Digital Enterprise Architecture for Digital Business
Published on 09 Jan 2023
During the first two decades of the 21st century, the global economy has been pushed by a digital transformation trend. In only two years, from 2019 to 2020, the rate of this shift practically surged by a factor of 10.
The forces driving this acceleration span a broad spectrum of technological and societal changes that are unlikely to slow down for decades, which includes:
- Wireless access for billions of people
- Using smartphones as an app platform
- Increased speed and size of cloud-based applications
- Limited number of engineers and developers
- Customer demand for better, simpler experiences that empower them.
All of these factors have one thing in common: an increasing need and desire for innovation.
This path towards digital transformation is beginning to take shape. Emerging is a transformation to fully digital and automated businesses, resulting in the adaptability required to respond to changes in the ecosystem, society, technology, and customer needs with a laser focus on customer experience, new ways of creating value, and a reshaping of the businesses' technical foundation. The need to optimize business and technology for innovation is at the core of this shift.
Creating An Innovative Forumla For Growth
Today, the majority of businesses have a continuous theme of stability at their center and innovation at their periphery. If a company has a lucrative product line or service, it will not haphazardly risk with the essential competencies necessary to maintain it.

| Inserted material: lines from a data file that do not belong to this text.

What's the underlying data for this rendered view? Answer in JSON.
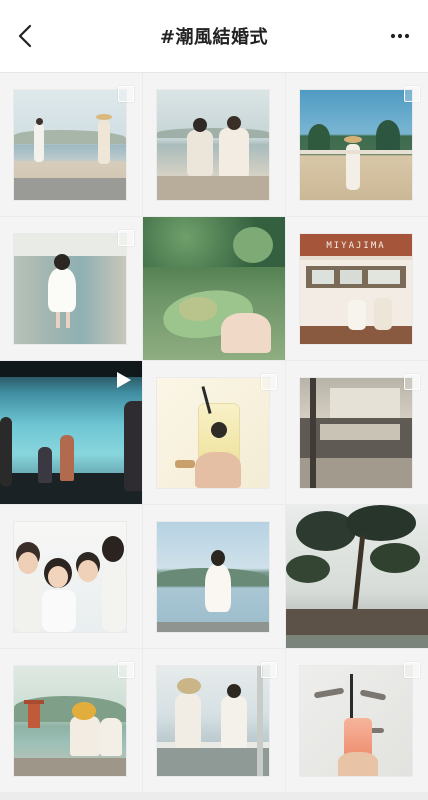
{
  "header": {
    "title": "#潮風結婚式",
    "back_icon": "chevron-left-icon",
    "more_icon": "more-horizontal-icon"
  },
  "photos": [
    {
      "subject": "beach-couple-walking",
      "has_checkbox": true
    },
    {
      "subject": "couple-sitting-on-seawall",
      "has_checkbox": true
    },
    {
      "subject": "woman-at-shrine-grounds",
      "has_checkbox": true
    },
    {
      "subject": "child-by-stream",
      "has_checkbox": true
    },
    {
      "subject": "matcha-dessert-in-garden",
      "has_checkbox": false
    },
    {
      "subject": "miyajima-shop-front",
      "has_checkbox": false,
      "sign_text": "MIYAJIMA"
    },
    {
      "subject": "aquarium-tank-video",
      "has_checkbox": false,
      "is_video": true
    },
    {
      "subject": "hand-holding-lemon-drink",
      "has_checkbox": true
    },
    {
      "subject": "shop-window-reflection",
      "has_checkbox": true
    },
    {
      "subject": "group-selfie",
      "has_checkbox": false
    },
    {
      "subject": "child-at-seaside",
      "has_checkbox": false
    },
    {
      "subject": "pine-trees-old-house",
      "has_checkbox": false
    },
    {
      "subject": "mother-child-torii-view",
      "has_checkbox": true
    },
    {
      "subject": "couple-on-balcony",
      "has_checkbox": true
    },
    {
      "subject": "hand-holding-pink-drink",
      "has_checkbox": true
    }
  ]
}
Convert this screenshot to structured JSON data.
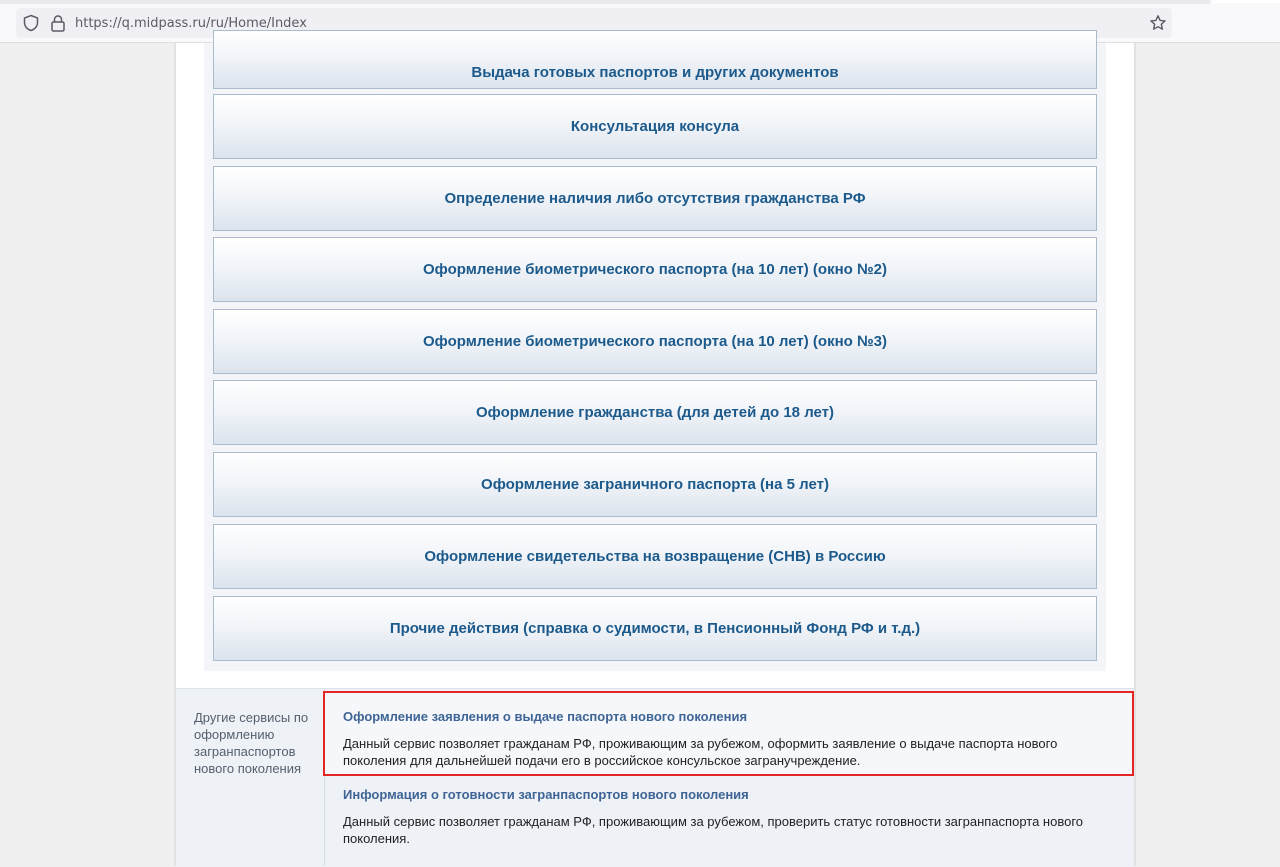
{
  "browser": {
    "url": "https://q.midpass.ru/ru/Home/Index"
  },
  "services": [
    {
      "label": "Выдача готовых паспортов и других документов"
    },
    {
      "label": "Консультация консула"
    },
    {
      "label": "Определение наличия либо отсутствия гражданства РФ"
    },
    {
      "label": "Оформление биометрического паспорта (на 10 лет) (окно №2)"
    },
    {
      "label": "Оформление биометрического паспорта (на 10 лет) (окно №3)"
    },
    {
      "label": "Оформление гражданства (для детей до 18 лет)"
    },
    {
      "label": "Оформление заграничного паспорта (на 5 лет)"
    },
    {
      "label": "Оформление свидетельства на возвращение (СНВ) в Россию"
    },
    {
      "label": "Прочие действия (справка о судимости, в Пенсионный Фонд РФ и т.д.)"
    }
  ],
  "footer": {
    "label": "Другие сервисы по оформлению загранпаспортов нового поколения",
    "items": [
      {
        "title": "Оформление заявления о выдаче паспорта нового поколения",
        "description": "Данный сервис позволяет гражданам РФ, проживающим за рубежом, оформить заявление о выдаче паспорта нового поколения для дальнейшей подачи его в российское консульское загранучреждение."
      },
      {
        "title": "Информация о готовности загранпаспортов нового поколения",
        "description": "Данный сервис позволяет гражданам РФ, проживающим за рубежом, проверить статус готовности загранпаспорта нового поколения."
      }
    ]
  },
  "colors": {
    "highlight": "#e32624",
    "button_text": "#1d5a8c",
    "link": "#3e6595"
  }
}
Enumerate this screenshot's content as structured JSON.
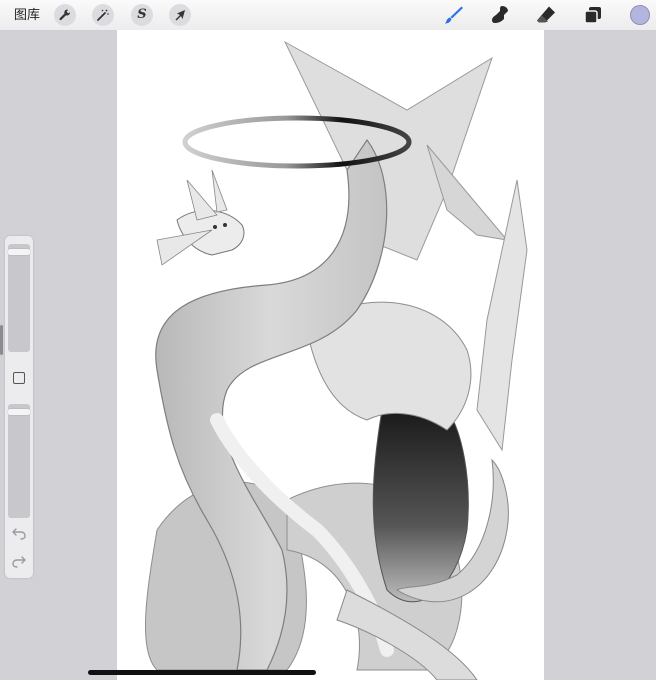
{
  "topbar": {
    "gallery_label": "图库",
    "left_tools": [
      {
        "name": "actions",
        "icon": "wrench-icon"
      },
      {
        "name": "adjustments",
        "icon": "magic-wand-icon"
      },
      {
        "name": "selection",
        "icon": "selection-s-icon"
      },
      {
        "name": "transform",
        "icon": "arrow-cursor-icon"
      }
    ],
    "right_tools": [
      {
        "name": "brush",
        "icon": "brush-icon",
        "active": true
      },
      {
        "name": "smudge",
        "icon": "smudge-icon"
      },
      {
        "name": "eraser",
        "icon": "eraser-icon"
      },
      {
        "name": "layers",
        "icon": "layers-icon"
      }
    ],
    "selection_glyph": "S",
    "active_color": "#b3b4e0",
    "accent_color": "#2f6fe4"
  },
  "sidebar": {
    "brush_size_level": 0.05,
    "opacity_level": 0.05,
    "modify_icon": "square-icon",
    "undo_icon": "undo-icon",
    "redo_icon": "redo-icon"
  }
}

However, corporate executives may test new ideas on a limited group of clients to see whether the new product or service has momentum without jeopardizing the whole enterprise.
This is often reflected in the proportion of business IT spending devoted to sustaining core capabilities, which has been the case for decades. Even despite the rapid acceleration of digital transformation caused by the global pandemic, firms still spend much more in their core than in innovation, allocating on average just 15% of funds to business innovation projects and 59% to day-to-day company operations.
In a typical setting, this is not always negative. However, we are not in a typical setting. The business cycle has transformed to one in which firms must innovate and rethink their networking strategy.
Budget Does Not Fully Convey An Organization's Adaptability
A superior metric is based on the ability for invention, and this metric ultimately depends on people. The good news is that, despite the extra pressures imposed on IT by recent shifts to a mostly hybrid (remote/office) workforce, almost half of firms (40%) expect to increase IT workers to meet demand. The bad news is that additional workers maintaining the core—keeping the lights on—do not always enhance the company's capacity for innovation. To do this, technology must be used to empower employees to concentrate on generating value via innovation, as opposed to retaining value by maintaining the status quo.
Consider the following: A firm has been in operation for forty years. It has numerous successful product lines and can introduce one or two new items or services every year. The majority of the business's resources are devoted to maintaining its core, while just a tiny portion of the workforce and resources are dedicated to producing new goods or services. The majority of its personnel and funding are devoted to maintaining operations.
This indicates the company's limited adaptability. The company's inability to capitalize on market movements puts it at a major competitive disadvantage. With the introduction of the public cloud and subsequent acceptance of its operating model, a significant portion of the basic infrastructure necessary to manufacture goods or manage services became operationally accessible at little people cost.